Quelle boucherie ! ces grands quartiers de viande ! Galopade en écharpe sur une route, qui dérape au tournant, il lui passe la main gauche sous la taille, il la soulève un peu et avec sa droite il lui tire en arrière un long bras gauche, cela lui fait saillir un sein : on voit la beauté crier vers le ciel, mordue. Tire le bras en arrière plus encore comme une barrière qui s’ouvre, depuis l’aisselle jusqu’à la hanche, c’est une immense plaine déclive, le flanc de la terre.

Il faut être partout à la fois. Mon Dieu : quelle journée, quelle jeunesse ! Encore, encore.

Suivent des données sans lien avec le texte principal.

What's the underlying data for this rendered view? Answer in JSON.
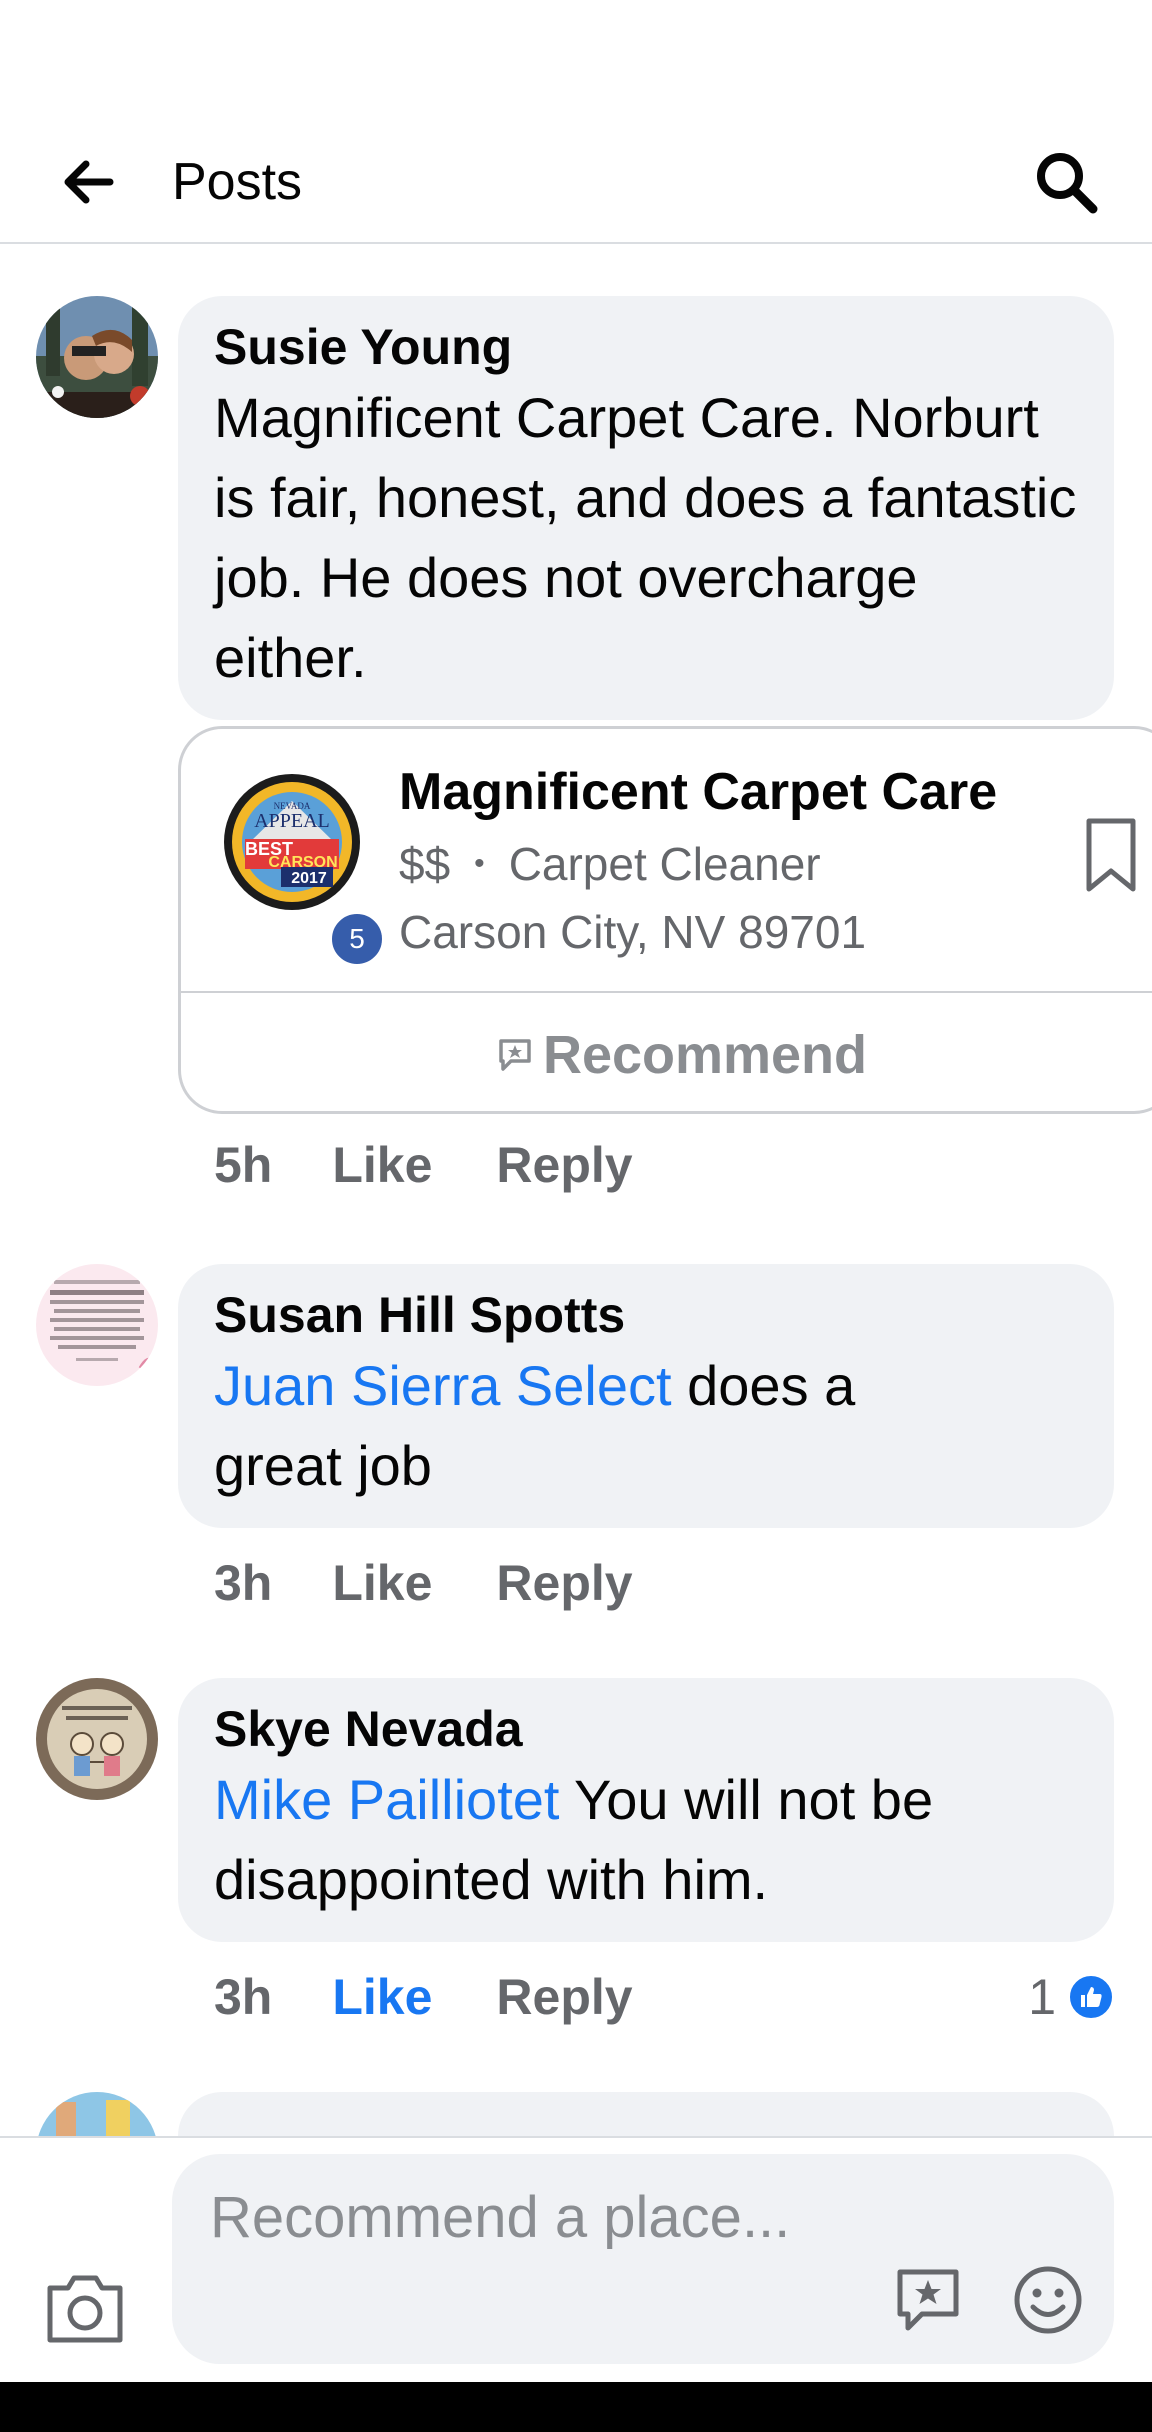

Au milieu de ce désarroi, derrière l’oreille, il y a une idylle derrière les paupières closes, entre un homme et une femme, tandis que l’invasion roule dans les rues, un bref drame.

Pourquoi s’en tenir là, pourquoi ne pas faire un enfant, pourquoi ne pas avoir une salle à manger où on mangerait de la soupe en tête à tête et il lui achèterait des robes ? Tout cela passe dans un regard bas et bref et il n’en tient que mieux la femme.

Enfin, tant de galopades achèvent de circonvenir cette population divisée par les flammes, rassemblée dans une seule église, dans une seule flamme. O la vierge renversée dans le sein de sa mère.